The picture they painted was of a world where sexist abuse has become so entrenched that many don't recognise where the 'banter' lines blur into something far more sinister.
Most fans can see that the dark days of the 1970s and 80s, when black players had rocks and bananas thrown at them on the pitch in Britain, have largely gone away. Yet they are also able to recognise that there is so much more work to be done on racism in football - the events of the last few weeks bringing that all back into sharp focus.
But when it comes to sexism, a significant amount appear to believe it doesn't exist, and if it does, it's certainly not on par with racism or homophobia. It's just a laugh, they told me. It's football - what do you expect?
Fortunately, network groups like Women in Football (WIF),, external a body that represents more than 1,200 women in the industry, not only expect more but are campaigning hard for change.
Last year it conducted an anonymous survey and 66% of respondents said they had witnessed sexism in their football workplace. But 89% of them, just like me over the years, had never complained. When you're still so much in the minority, working in the sport you love, who wants to be the whistleblower?
The footage we have published focuses on visible females running the gauntlet of misogyny on the pitch. But the culture that allows sexist chanting to go unchallenged is the same culture that is affecting women behind the scenes in the sport, where the abuse is more up close and personal.
This ranges from complaints already this season from women who have been told they're "too attractive" or "too female" to do their job properly to sexual harassment and even violence in the football workplace.
WIF is trying to work with the Football Association and clubs to start effecting change.

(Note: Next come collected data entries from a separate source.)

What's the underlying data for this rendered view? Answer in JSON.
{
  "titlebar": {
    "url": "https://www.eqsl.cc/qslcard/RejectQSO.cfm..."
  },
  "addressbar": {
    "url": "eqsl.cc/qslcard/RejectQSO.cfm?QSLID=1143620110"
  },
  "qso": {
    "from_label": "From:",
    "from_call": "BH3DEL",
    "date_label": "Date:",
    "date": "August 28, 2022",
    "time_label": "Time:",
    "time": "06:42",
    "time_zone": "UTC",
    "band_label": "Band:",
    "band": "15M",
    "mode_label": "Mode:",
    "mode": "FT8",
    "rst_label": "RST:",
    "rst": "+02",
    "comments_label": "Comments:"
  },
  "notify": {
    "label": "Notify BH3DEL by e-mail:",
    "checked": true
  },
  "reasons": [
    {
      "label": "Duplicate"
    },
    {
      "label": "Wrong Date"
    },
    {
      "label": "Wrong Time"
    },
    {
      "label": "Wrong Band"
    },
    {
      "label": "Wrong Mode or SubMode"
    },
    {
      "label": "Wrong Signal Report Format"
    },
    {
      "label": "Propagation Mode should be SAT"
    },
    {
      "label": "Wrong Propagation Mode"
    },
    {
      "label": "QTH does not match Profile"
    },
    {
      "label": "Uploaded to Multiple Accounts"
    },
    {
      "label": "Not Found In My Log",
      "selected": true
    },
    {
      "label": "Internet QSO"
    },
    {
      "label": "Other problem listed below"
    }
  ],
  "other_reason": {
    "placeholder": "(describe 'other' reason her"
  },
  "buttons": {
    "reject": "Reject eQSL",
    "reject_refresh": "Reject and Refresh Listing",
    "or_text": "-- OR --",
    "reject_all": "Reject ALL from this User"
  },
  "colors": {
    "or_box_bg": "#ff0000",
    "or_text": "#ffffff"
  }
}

They want clubs to start briefing stewards on sexism and what forms it can take, to give them the power to feel they can start taking action if they hear it on the terraces. But until the BBC shone a light on the sexism that women are facing, at times it had felt like they were coming up against a brick wall.
There have been 25 incidences of match-day abuse in the professional game, reported to both anti-discrimination campaign group Kick it Out and WIF, so far this season. That's up on two for the whole of last season. But the process, when it comes to sexism, doesn't appear particularly robust.
The complaint is handed to the FA, which then approaches the club where the incident occurred. If the club denies it happened, the case is dropped. Little wonder many women are left wondering whether it's worth complaining in the first place.
Some clubs are now starting to take steps to address sexism. Both Manchester United and Manchester City have amended the way stewards are briefed since sexist incidents at matches involving Chelsea this season, and at Wembley for the Capital One Cup final there were lengthy briefings about all forms of discrimination before the match.
This week FA board member Heather Rabbatts reinforced the message "if you see it, report it", but she also acknowledged it takes guts to speak out. She told me it's lonely being a woman in football sometimes.
She knows better than most. She's the only black female on the FA board, and in 2006 she became the executive chairwoman of Millwall, where she set about trying to improve the club's reputation.
She has never been shy of criticising the FA around an area where they need change, and to its credit the FA is now implementing a women in leadership programme in an attempt to create a more diverse workplace.
Rabbatts says she would love to see a time where she was no longer "the only one" and speaks about football as a "closed system" where historically women had been excluded (quite literally in the case of the FA - in 1921 it banned women from playing football, a ban that remained for 50 years).
Now, she says, there needs to "more visibility" where women "shout from the rafters" about sexism. "Ultimately though," she told me, "it's a long and steady march to make the game more accessible and free from abuse".
Radio 5 live debated this issue on Your Call on Friday and it was pleasing to hear from many fans that the environment for women has become much better at football stadiums. I would certainly agree.
But one female caller really shocked me.
She said the ubiquitous cry of "get your tits out for the lads" made her laugh and it was just all a chance for people to let off steam at the football, never needing to consider the thoughts or feelings of the recipient of the abuse.
Just imagine if 100 fans chanted abuse at a black doctor on the pitch and then laughed about it - how long before there were sanctions? Why are all forms of discrimination not considered equally shaming on the game?
The considered words of one of the women I spoke to during this investigation will always stay with me. She told me she gets letters from young girls, who are fans of the club she works for, telling her that one day they want to be like her.
When she receives match-day abuse, she doesn't think about herself. She thinks about those girls - girls who might be hearing that same abuse, wondering if this really is the job for them. That, she told me, makes her angrier than any words a man could throw at her.
Premier League figures show 20% of football-goers are female. Football is the biggest team sport for women in England. And more than 400 million people will watch the women's World Cup this summer when it's showcased on TV across the world.
Football has come so, so far. But there is still a fair way for the beautiful game to go before it loses its ugly side.